This article, written from the perspective of the Left, is a bit hysterical but on the mark. Goldwater lost the battle but won the war. And he lived long enough to savor the taste of victory.
Some comments
In two years Brown would lose his seat to Ronald Reagan
And although Johnson buried Goldwater in California, the Republican George Murphy easily beat Kennedy icon Pierre Salinger for the Senate seat to which Brown had appointed him upon the death of Clair Engel in a year earlier.
Nearly 4 million Americans volunteered to work for his campaign.
Yup. My virgin effort in politics as a high school student back in New Jersey.
My mother was a Goldwater Girl. She still has her elephant pin with the Goldwater glasses. I cannot wait to pass that pin on to my own daughter.
"In our hearts, we knew he was right."
Not really. When you left a Goldwater rally you left knowing that you had just heard an honest man who had told you what you needed to hear, not necessarily what you wanted to hear. He was not a Reagan or a Kennedy but he was a far better speaker than Nixon, Ford, Carter or George H. W. Bush. And compared with Johnson, Goldwater was pure eloquence.
The campaign was "poor" in the sense that Goldwater pandered to no one. But that was not what doomed his campaign. As was observed at the time, the bullet that killed Kennedy killed any chance that Goldwater had to become president. Had Kennedy not been shot, the 1964 election definitely would have been closer and may have resulted in a Goldwater victory.
The Girl next to me had 1 small Johnson badge. (she was a commy!)
One can only wish it were so.
And who wouldn't rather be "on their own", when the alternative is to have the Democrats "taking care of you" thru the medium of the federal bureaucracy?
Sister was a Goldwater Girl from Tucson; As a 9 year old, mom and I canvassed our precinct for Barry. Of course, it being Tucson, it wasn't particularly hard....mostly a foregone conclusion.
The bumper stickers my father's car had:
AuH2O
In your heart, you know he's right
Left them there till 1970.
Nice to see some people here on FR like Barry. The other day I made some flattering remarks about him and was immediately flamed. "worst campaign ever". "went for gay rights". "supported a Democrat". "supported abortion".

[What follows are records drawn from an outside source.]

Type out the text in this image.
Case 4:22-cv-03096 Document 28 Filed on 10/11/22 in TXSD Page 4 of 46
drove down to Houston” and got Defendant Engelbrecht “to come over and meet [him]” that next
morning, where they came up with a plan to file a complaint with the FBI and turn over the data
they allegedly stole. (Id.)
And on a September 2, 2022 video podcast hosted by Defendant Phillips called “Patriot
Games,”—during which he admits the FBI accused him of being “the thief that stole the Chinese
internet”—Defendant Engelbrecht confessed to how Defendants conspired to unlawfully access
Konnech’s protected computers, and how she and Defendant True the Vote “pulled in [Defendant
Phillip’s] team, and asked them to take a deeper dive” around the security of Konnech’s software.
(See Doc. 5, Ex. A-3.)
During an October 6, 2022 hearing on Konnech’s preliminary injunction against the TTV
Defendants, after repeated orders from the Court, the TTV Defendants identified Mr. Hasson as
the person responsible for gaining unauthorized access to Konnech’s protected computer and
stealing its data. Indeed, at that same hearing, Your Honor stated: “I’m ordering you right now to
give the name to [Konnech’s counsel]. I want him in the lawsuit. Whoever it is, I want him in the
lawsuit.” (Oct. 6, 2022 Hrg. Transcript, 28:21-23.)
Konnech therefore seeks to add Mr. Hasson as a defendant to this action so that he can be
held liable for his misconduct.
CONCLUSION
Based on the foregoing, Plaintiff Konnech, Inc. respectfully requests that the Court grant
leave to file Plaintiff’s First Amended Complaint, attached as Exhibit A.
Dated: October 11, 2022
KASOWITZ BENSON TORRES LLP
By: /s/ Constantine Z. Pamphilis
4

Yeah, that was Goldwater. Got older, still being a contrarian. So he went against the grain occasionally, even the conservative grain. I don't think his core principals changed. Read "With No Apologies". The prescience is remarkable. He was, of course, Right.
Goldwater's singular achievement was to pave the way for the Reagan Revolution of the 1980's in two ways. First, the apparent triumph of LBJ and extreme New Dealism drove the Democrat party every further and further to the left, disaffecting and alienating their blue-collar, fundamentally conservative, Democrat base (the "Reagan Democrats"). Hence, Nixon's "southern strategy", massive defections from the Democrat party, and the phenomenon of "neo-conservatism." Second, it is impossible to imagine Reagan's victory in 1980 without a pre-Reagan, conservative sacrificial lamb -- Goldwater was the conservative offering on the altar of political immolation. The liberals took their best shot at Barry -- he was vilified as every rotten thing under the sun. When Reagan came along later, their attacks on him had no punch -- people had seen the essential hollowness of the Democrat agenda and rhetoric.
Although he reveled in his "contrarian" aura, Barry Goldwater was a fine conservative, a good Senator, and great American.